つい訪れてしまうというのを繰り返して、3日ほど通ってしまっている。

俺にとって非日常の感じが居心地いい。



「チャンミン、どうぞ!」

目の前に置かれた小さめのオーバル型のプレート。

「今日はバナナケーキだよ。ホールの型で焼くより、パウンドの型で焼く方がオレは好きなんだ。

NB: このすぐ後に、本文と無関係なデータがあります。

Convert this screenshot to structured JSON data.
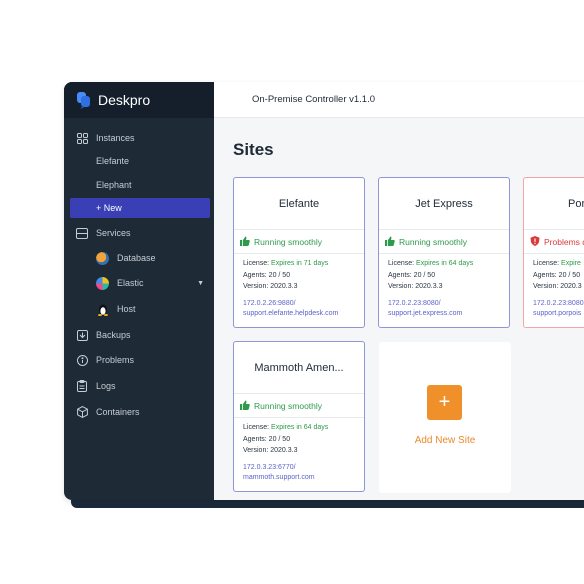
{
  "app": {
    "name": "Deskpro",
    "title": "On-Premise Controller v1.1.0"
  },
  "sidebar": {
    "instances_label": "Instances",
    "instances": [
      "Elefante",
      "Elephant"
    ],
    "new_label": "+ New",
    "services_label": "Services",
    "services": [
      {
        "label": "Database",
        "icon": "database-service-icon"
      },
      {
        "label": "Elastic",
        "icon": "elastic-service-icon",
        "expandable": true
      },
      {
        "label": "Host",
        "icon": "linux-host-icon"
      }
    ],
    "backups_label": "Backups",
    "problems_label": "Problems",
    "logs_label": "Logs",
    "containers_label": "Containers"
  },
  "page": {
    "title": "Sites"
  },
  "sites": [
    {
      "name": "Elefante",
      "status": "Running smoothly",
      "license_label": "License:",
      "license_value": "Expires in 71 days",
      "agents": "Agents: 20 / 50",
      "version": "Version: 2020.3.3",
      "address": "172.0.2.26:9880/",
      "url": "support.elefante.helpdesk.com"
    },
    {
      "name": "Jet Express",
      "status": "Running smoothly",
      "license_label": "License:",
      "license_value": "Expires in 64 days",
      "agents": "Agents: 20 / 50",
      "version": "Version: 2020.3.3",
      "address": "172.0.2.23:8080/",
      "url": "support.jet.express.com"
    },
    {
      "name": "Por",
      "status": "Problems d",
      "license_label": "License:",
      "license_value": "Expire",
      "agents": "Agents: 20 / 50",
      "version": "Version: 2020.3",
      "address": "172.0.2.23:8080",
      "url": "support.porpois"
    },
    {
      "name": "Mammoth Amen...",
      "status": "Running smoothly",
      "license_label": "License:",
      "license_value": "Expires in 64 days",
      "agents": "Agents: 20 / 50",
      "version": "Version: 2020.3.3",
      "address": "172.0.3.23:6770/",
      "url": "mammoth.support.com"
    }
  ],
  "add_site": {
    "icon": "+",
    "label": "Add New Site"
  },
  "colors": {
    "sidebar": "#1e2a36",
    "accent": "#3b3fb6",
    "ok": "#2e9a4c",
    "problem": "#d93a3a",
    "add": "#f0902a"
  }
}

」

優しい甘さでしっとりとした食感は何となくユノの雰囲気と重なる。

俺の食べっぷりに満足してユノはカウンターの向こうに引っ込んでいった。

最後の一口まできれいに食べて、コーヒーを飲み干したところで隣に誰かがドスンと座った。

「ソウルから来た旅行者ってアンタ?」

明らかに敵意を感じる口調に驚いて振り向くと、薄めの色のサングラスをかけた男が俺を睨んでいた。

何かやらかしたかな。

「確かにソウルから旅行で来ているけど…」

「何しにきた?」

今にも俺に食いつかんばかりだけど、なんでこんなに絡まれなきゃならないんだろう。

「チョル!チャンミンに絡むの止めろ!」

いつの間にかユノが出てきていた。

「ヒョン、こいつはソウルから何しに来たんだ?」

「こいつなんて言うな、チャンミンはオレの友達だ。」

「友達?ダメだ!ソウルから来たやつなんだろ?絶対ダメだ!」

チョルと呼ばれた男は目に涙を浮かべながらユノにしがみついている。

「チョル、大丈夫だよ。チャンミンはああいう世界の人じゃないんだ。お休みに旅行で済州島に来てるだけなんだよ。」

「でもっ!でもっ!」

「本当に大丈夫だから。」


ユノは、グシグシと泣き出してしまった彼を宥めながら、俺に声を出さずに「ゴメン」と言った。